Le porte andrebbero lasciate aperte
e anche le braccia.”

Si parte dalla poesia... poesia come voce di ciò che in altro modo non si può dire , poesia come l’umanità che esce solo qualche volta, che esce dai tombini di una città evacuata, poesia come polvere dopo la bufera, poesia come sosta dopo l’apice di una corsa… poesia che si insinua nei silenzi di lunghi discorsi e frastuoni, poesia come unico modo per dire…  Mi’Canto è la chimera, il sogno di noi tutti, Mi’Canto è il nostro universo, la città dei sogni, Mi’Canto è quello che vorremmo essere…  “Verso Mi’Canto” è il percorso verso questa meta, questo punto d’arrivo, “Verso Mi’Canto” è il viaggio dal guscio al cielo, “Verso Mi’Canto” siamo tutti noi in cammino verso l’immagine che abbiamo di noi e del mondo che vorremmo…

SINOSSI

VERSO MI’CANTO  è una raccolta di squarci, ricordi, desideri e sogni che si muovono vorticosamente per arrivare aldilà del silenzio, dello sguardo, dell’orizzonte, dei confini, della paura.
Un lavoro che esplora il linguaggio poetico come esperienza del proprio essere.

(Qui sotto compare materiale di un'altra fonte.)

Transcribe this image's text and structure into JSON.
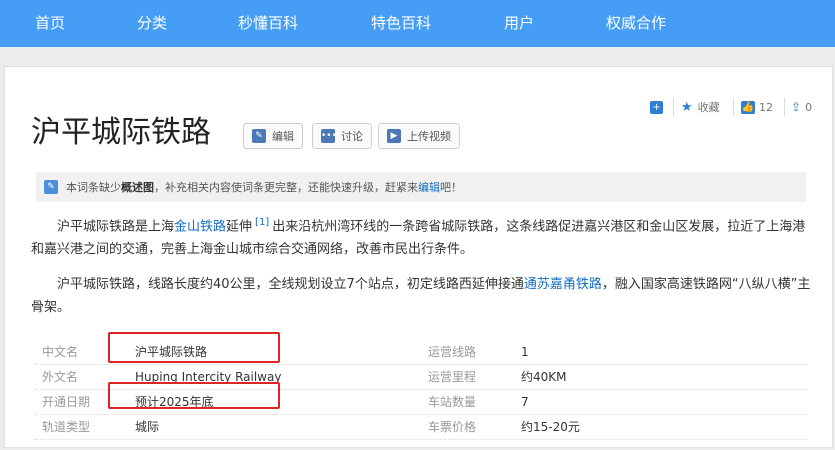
{
  "nav": {
    "items": [
      {
        "label": "首页"
      },
      {
        "label": "分类"
      },
      {
        "label": "秒懂百科"
      },
      {
        "label": "特色百科"
      },
      {
        "label": "用户"
      },
      {
        "label": "权威合作"
      }
    ]
  },
  "toolbar": {
    "favorite_label": "收藏",
    "like_count": "12",
    "share_count": "0"
  },
  "entry": {
    "title": "沪平城际铁路",
    "edit_label": "编辑",
    "discuss_label": "讨论",
    "upload_video_label": "上传视频"
  },
  "notice": {
    "prefix": "本词条缺少",
    "highlight": "概述图",
    "middle": "，补充相关内容使词条更完整，还能快速升级，赶紧来",
    "link": "编辑",
    "suffix": "吧！"
  },
  "summary": {
    "p1_a": "沪平城际铁路是上海",
    "p1_link": "金山铁路",
    "p1_b": "延伸",
    "p1_ref": "[1]",
    "p1_c": "出来沿杭州湾环线的一条跨省城际铁路，这条线路促进嘉兴港区和金山区发展，拉近了上海港和嘉兴港之间的交通，完善上海金山城市综合交通网络，改善市民出行条件。",
    "p2_a": "沪平城际铁路，线路长度约40公里，全线规划设立7个站点，初定线路西延伸接通",
    "p2_link": "通苏嘉甬铁路",
    "p2_b": "，融入国家高速铁路网“八纵八横”主骨架。"
  },
  "infobox": {
    "rows": [
      {
        "l1": "中文名",
        "v1": "沪平城际铁路",
        "l2": "运营线路",
        "v2": "1"
      },
      {
        "l1": "外文名",
        "v1": "Huping Intercity Railway",
        "l2": "运营里程",
        "v2": "约40KM"
      },
      {
        "l1": "开通日期",
        "v1": "预计2025年底",
        "l2": "车站数量",
        "v2": "7"
      },
      {
        "l1": "轨道类型",
        "v1": "城际",
        "l2": "车票价格",
        "v2": "约15-20元"
      }
    ]
  },
  "colors": {
    "nav_bg": "#459df5",
    "link": "#136ec2",
    "highlight_box": "#e02424"
  }
}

Poesia: “unico modo per dire”.
In scena ritagli di tre vite che s’ intrecciano in una vertigine, dove pensieri, azioni e parole si esprimono attraverso piani paralleli. Tre figure malinconiche e trasognanti svelano frammenti di vita che emergono violentemente dal profondo del mare.
Una ragazza RIBELLE, un MARINAIO e una DONNA di mondo, a fare i conti con “le maschere che le hanno protette quando non potevano fare altro che scrivere”.
VERSO MI’CANTO è il sogno di un viaggio, nato da un istintivo desiderio di espiazione e di libertà.

NOTE DI REGIA

VERSO MI’CANTO è opera originale di tre autrici. Tutte e tre hanno curato drammaturgia, regia e lavoro attoriale. Lo spettacolo è quindi frutto di un continuo confronto, scontro, scambio di idee e visioni. Il testo drammaturgico è nato dal desiderio di sperimentare un linguaggio, quello poetico, identificato come lingua più vicina all’anima, l’unica in grado di darle voce. Da lì sono nate numerose improvvisazioni, riflessioni, raccolte di testi che hanno dato vita al testo drammaturgico di VERSO MI’CANTO, un testo in continua evoluzione con la scena.
La composizione della scena segue un preciso lavoro di gestione e utilizzo dello spazio, che è percepito come se fosse un luogo speciale, estremo, una porzione di terra su cui è stato puntato un riflettore, una lente d’ingrandimento. In questo spazio le attrici si muovono con corpi molto precisi, non quotidiani, estremamente tesi anche quandono si muovono lentamente. I gesti sono densi, a volte stilizzati. I volti sono “volti dai lividi celati”. Gli occhi, cerchiati di nero, guardano lontano quasi avessero lenti profonde ormai tatuate. I corpi in scena non sanno parlare, le loro parole escono dalle bocche di altri, escono amplificate e violente da microfoni che vengono utilizzati come strumento compositivo, per rafforzare o spostare il piano verbale.
La scena sviluppa continui quadri dove la figura (o figure) che non parla è protagonista di un particolare frammento drammaturgico; le sue parole escono amplificate dalle voci (dalla voce) delle altre due figure che ne sviluppano i pensieri.
In scena è presente un grande baule vuoto (una barca, una casa, una bara, una gabbia..) che prende forma di quadro in quadro. Dal baule esce un lungo telo blu, il mare, eterno simbolo di viaggio. Anch’esso muta e trasforma, trasformando chi lo possiede.
Le tre figure sono vestite in modo strano, ricordano un marinaio delle terre del nord, una donna di ceto elevato, un adolescente ribelle. Queste figure sono i fantasmi di ciò che sono state. Ne incarnano le ferite, i rimpianti, le passioni, i sogni, le speranze. E sono proprio queste le cose di loro che restano. I solchi più profondi della prigione (o libertà) che rappresentano. Ogni figura sviluppa una faccia di questo desiderio di libertà. Tre faccie che infine si completano e unite rendono possibile il viaggio, l’espiazione.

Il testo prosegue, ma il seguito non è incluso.